To my first ex: I am incredibly sorry for the way I broke up with you. You never deserved to have me as your girlfriend, as you truly deserved someone who loved you, and I wasn't able to love anyone back then. I still love you as a friend, and I am very happy to know that now you realized your biggest dream and have someone who deeply loves you by your side.

To my second ex: I truly loved you, as I had never loved before. I hate you for having dumped me when you still had feelings for me, just because you were scared. I never regret though my decision of not getting back with you, as I still considered you my best friend as I've done for 6 years, yet when I needed you the most you turned your back onto me. I can't forgive you for that. When I saw you again the other week randomly in the club it was nice, but I realized even more how little you mean to me now. And I don't understand why you still made your best to try and make me jealous like that.. there is no point. It is over forever.

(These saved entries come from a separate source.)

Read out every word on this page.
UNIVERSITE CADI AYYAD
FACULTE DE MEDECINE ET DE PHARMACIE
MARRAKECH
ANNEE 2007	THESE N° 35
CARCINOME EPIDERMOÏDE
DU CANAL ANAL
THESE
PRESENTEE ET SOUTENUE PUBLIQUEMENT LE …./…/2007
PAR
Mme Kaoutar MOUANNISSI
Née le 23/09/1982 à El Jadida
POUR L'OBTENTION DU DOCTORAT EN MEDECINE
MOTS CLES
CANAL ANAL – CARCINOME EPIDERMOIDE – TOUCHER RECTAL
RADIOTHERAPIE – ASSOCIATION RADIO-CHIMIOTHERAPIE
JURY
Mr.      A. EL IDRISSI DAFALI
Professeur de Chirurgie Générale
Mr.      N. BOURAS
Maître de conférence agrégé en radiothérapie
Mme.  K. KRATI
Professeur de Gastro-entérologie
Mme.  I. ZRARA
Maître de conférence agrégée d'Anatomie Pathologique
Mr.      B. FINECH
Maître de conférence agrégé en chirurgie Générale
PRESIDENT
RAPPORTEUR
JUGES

To my third ex: I have read what you wrote about me. It just makes me understand even more how fucked up you are. The crazy one here is not me, but you. Thank god I realized well in time and walked away. I am afraid I would not be here if I did not walk away in time. When I read what you wrote, it was like reading about someone else. That is when I understood even more how fucked up you are, how little sympathy you have towards other people. You never understood that that girl you are talking about is not me, is just the crazy, horrible version of me that you created when we were together. You made me like that, you made me become such a crazy girl. Thank god I came to my senses, and I am finally, slowly trying to find myself again, to understand that I deserve much better, that I don't deserve all that anger, hatred and violence, and that I am a smart and nice girl. Not as you pictured me to be. I accept your apologies, but I cannot forgive you. You made me scared of men. I truly believe that you are sorry though, and no, I don't even hate you like you hate me. I can't hate. I am just incredibly sorry for you and for the next girl you will happen to date. I truly hope you will change, but reading what I read, I think it is still a long way to go before you find your sanity.